Aquilo obviamente não é o que estão pensando! É uma “metáfora artística para passar alguma mensagem de tolerância e integração como resistência aos fundamentos heteronormativos e neoliberais da sociedade conservadora judaico-cristã ocidental de homens brancos”. Quem entendeu ao avesso disso, quem julgou uma afronta aos direitos da criança, é um fascista! Um ignorante! Não entendeu o “contexto”…
Trata-se de um efeito colateral de nossos tempos em que as franquias saudáveis de liberdade e expressão subjetiva acabaram por servir, nas mãos de irresponsáveis, para implantar, através, primordialmente, da linguagem, a tirania do subjetivismo, a autoridade das desconstruções relativistas, a ditadura, enfim, do “contexto”. Pois, ao fim das contas, em nossos dias, qualquer aberração tem um “contexto” para justificá-la.

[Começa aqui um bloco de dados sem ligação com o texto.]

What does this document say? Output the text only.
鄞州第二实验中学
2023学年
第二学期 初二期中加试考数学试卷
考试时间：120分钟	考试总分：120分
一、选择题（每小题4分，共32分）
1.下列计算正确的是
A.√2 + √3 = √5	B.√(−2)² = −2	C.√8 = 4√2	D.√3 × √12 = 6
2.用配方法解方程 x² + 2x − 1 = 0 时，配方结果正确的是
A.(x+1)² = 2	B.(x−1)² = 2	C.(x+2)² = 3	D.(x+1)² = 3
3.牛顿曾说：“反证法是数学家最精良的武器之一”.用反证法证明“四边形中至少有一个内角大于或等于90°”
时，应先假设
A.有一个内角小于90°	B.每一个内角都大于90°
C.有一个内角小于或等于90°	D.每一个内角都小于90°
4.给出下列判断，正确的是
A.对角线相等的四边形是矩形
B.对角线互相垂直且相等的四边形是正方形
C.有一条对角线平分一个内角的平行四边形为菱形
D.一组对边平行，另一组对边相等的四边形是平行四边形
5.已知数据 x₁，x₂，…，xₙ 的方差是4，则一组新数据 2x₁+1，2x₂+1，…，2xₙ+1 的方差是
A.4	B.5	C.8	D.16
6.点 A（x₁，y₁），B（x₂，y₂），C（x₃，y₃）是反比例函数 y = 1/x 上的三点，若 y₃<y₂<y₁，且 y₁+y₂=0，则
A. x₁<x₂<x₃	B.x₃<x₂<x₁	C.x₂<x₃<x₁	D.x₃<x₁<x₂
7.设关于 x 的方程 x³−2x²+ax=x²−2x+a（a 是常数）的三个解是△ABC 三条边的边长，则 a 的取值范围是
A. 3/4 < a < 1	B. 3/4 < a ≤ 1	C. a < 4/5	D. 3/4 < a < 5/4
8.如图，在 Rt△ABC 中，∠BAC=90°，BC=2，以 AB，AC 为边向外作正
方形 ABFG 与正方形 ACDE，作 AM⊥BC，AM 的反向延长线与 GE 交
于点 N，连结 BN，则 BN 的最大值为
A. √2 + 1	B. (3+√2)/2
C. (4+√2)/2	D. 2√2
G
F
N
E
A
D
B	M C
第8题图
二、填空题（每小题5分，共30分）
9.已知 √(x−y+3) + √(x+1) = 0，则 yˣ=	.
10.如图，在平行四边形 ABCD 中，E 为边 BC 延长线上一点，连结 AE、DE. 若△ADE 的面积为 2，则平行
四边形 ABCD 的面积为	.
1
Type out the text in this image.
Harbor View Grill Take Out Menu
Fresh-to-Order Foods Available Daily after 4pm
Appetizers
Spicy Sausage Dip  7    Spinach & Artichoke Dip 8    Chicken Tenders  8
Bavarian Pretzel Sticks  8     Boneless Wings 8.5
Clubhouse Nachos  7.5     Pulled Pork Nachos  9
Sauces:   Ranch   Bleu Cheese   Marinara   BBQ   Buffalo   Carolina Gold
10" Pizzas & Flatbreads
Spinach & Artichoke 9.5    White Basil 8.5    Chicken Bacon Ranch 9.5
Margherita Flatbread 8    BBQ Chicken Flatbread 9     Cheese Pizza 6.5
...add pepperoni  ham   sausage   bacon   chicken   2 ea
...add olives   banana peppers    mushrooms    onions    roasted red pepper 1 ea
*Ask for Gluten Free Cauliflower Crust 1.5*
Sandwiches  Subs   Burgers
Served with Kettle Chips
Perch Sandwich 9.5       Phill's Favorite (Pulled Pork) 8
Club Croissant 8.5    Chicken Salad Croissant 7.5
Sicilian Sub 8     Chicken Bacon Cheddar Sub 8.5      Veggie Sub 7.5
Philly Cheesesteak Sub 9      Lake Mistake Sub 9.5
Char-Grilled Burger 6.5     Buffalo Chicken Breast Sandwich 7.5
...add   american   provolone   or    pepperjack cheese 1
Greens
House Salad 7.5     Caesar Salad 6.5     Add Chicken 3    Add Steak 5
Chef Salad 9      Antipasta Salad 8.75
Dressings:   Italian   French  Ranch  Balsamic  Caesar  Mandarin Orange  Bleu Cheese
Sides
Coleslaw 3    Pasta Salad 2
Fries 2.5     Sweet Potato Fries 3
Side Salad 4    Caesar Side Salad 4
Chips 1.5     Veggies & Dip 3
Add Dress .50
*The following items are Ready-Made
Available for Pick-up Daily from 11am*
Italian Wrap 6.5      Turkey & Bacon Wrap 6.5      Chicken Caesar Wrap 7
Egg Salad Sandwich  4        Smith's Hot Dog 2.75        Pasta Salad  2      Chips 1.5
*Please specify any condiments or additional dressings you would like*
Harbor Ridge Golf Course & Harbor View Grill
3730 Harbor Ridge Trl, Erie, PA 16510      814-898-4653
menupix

“Somos os arautos da paz e do amor”. “Mas como se vocês idolatram ditaduras comunistas que mataram milhões de pessoas?”. Simples; foi tudo dentro do “contexto” da revolução socialista por um mundo melhor. Uma criança tocando um homem nu diante do público e exposta nas redes sociais? É o “contexto” de uma inocente obra de arte. Bandidos na rua assaltando as pessoas? É o “contexto” de jovens oprimidos em sua “pura potência” (mais ou menos como se expressou certa intelectual de uma unidade de ensino universitária aqui do Rio de Janeiro).
Tudo hoje, mesmo o mínimo senso moral e estético, deve render louvações a Sua Majestade, o contexto. Renunciar à sua autoridade é equiparado a censurar, proibir, calar pela força; apontam-nos os dedos em riste, como se, de repente, para proteger uma obra de “arte”, a legislação penal já não existisse mais e os direitos da criança e do adolescente se tivessem vaporizado. Não falamos em repressão violenta – falamos em defender entusiasticamente, pelas ideias, e, no caso de cometimento de crimes, pela aplicação da lei, a nossa descendência e a nossa civilização; mas basta isso e somos retrógrados obscurantistas que, ou bem nada entendem das maravilhas do mundo moderno, ou bem são “falsos liberais”.
Na atual conjuntura, nossos tesouros não serão preservados pela tibieza dos mimados hipócritas. Serão preservados pela coragem dos “pecadores animais” que colocam os pingos nos is. Dizemos pois: para o Inferno com essa praga do politicamente correto, que se apossa até dos que deveriam, sobretudo, combatê-la, posto que a corrupção da linguagem por ela empreendida é o nascedouro da pior das tiranias! Aqui, vigaristas são vigaristas, criminosos são criminosos, e escroques degenerados são escroques degenerados – e que fiquem muito satisfeitos por os estarmos chamando pelos nomes.